Genes that are strongly expressed and expressed in all tissues tend to have short introns in humans [56], and intron losses occur preferentially in highly expressed housekeeping genes in mammals [57]. Although IbGBSS1-1 is not a housekeeping gene, it plays key roles in starch biosynthesis in plants, and our previous transcriptome and qRT-PCR analysis demonstrated that IbGBSS1-1 (the unigene comp84815_c0_seq1 shown in Zhang et al., [10]) was expressed at very high levels in sweet potato. We speculate that intron loss is an important mechanism affecting IbGBSS1-1 gene expression through regulating the efficiency, expense, and time of transcription.

However, we did not identify multiple intron losses in other target genes, which also showed high levels of expression in our previous study [10], the function of all intron-loss IbGBSS1-1 alleles and the biological meaning of multiple intron losses in IbGBSS1-1 genes require further investigation. Nevertheless, these discoveries indicated that the creation of intron-loss alleles might be a characteristic mechanism of regulating gene expression in sweet potato genome and should be emphasized in the further studies.

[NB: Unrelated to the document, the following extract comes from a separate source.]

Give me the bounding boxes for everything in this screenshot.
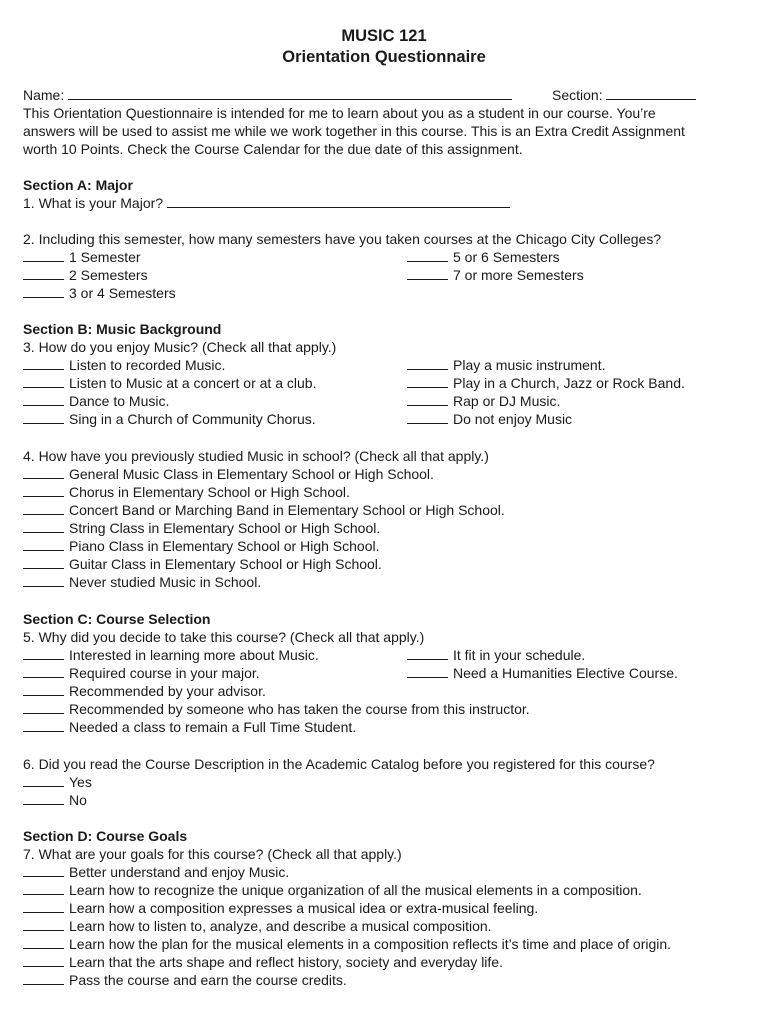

4.5. The Impact of Genetic Variations to Phenotype in Allohexaploid Sweet Potato

In this study, we detected genetic variations in 20 genes. It should be mentioned that there might be approximate six copies of each gene in the allohexaploid (B1B1B2B2B2B2) sweet potato genomes [31,58], and our results also showed 1–37 potential homologs or paralogs of each studied gene in the genome database. During the formation and evolution of polyploid genomes, the duplicated genes might exhibit expressional, regulatory or functional divergence [53,59]. Thus, the impact of variations in a specific gene copy on the phenotype might be determined by the contribution of this gene copy to the phenotype. The SNP or InDel detected in this study might directly affect starch properties of germplasms, if the gene copy is the major one controlling the phenotype, and this variation cause a change in the gene expression or function. Otherwise, if the gene copy is not the major loci controlling starch properties, or its function can be compensated by other gene copy [60], then, the variations detected in this gene copy probably not impact the starch properties. To reveal the effect of single gene copy and single genetic variation to the phenotype will help to elucidate the genetic basis and regulatory mechanism of starch properties in sweet potato.

Furthermore, our results showed that there were a number of multiple copy genes in the sweet potato genome, and some are unusual alleles, such as the intron-loss alleles. Given the potential functional divergence among genes, the orthologous and paralogous genes, and also unusual alleles, should be considered in gene function studies or genetic engineering efforts in sweet potato.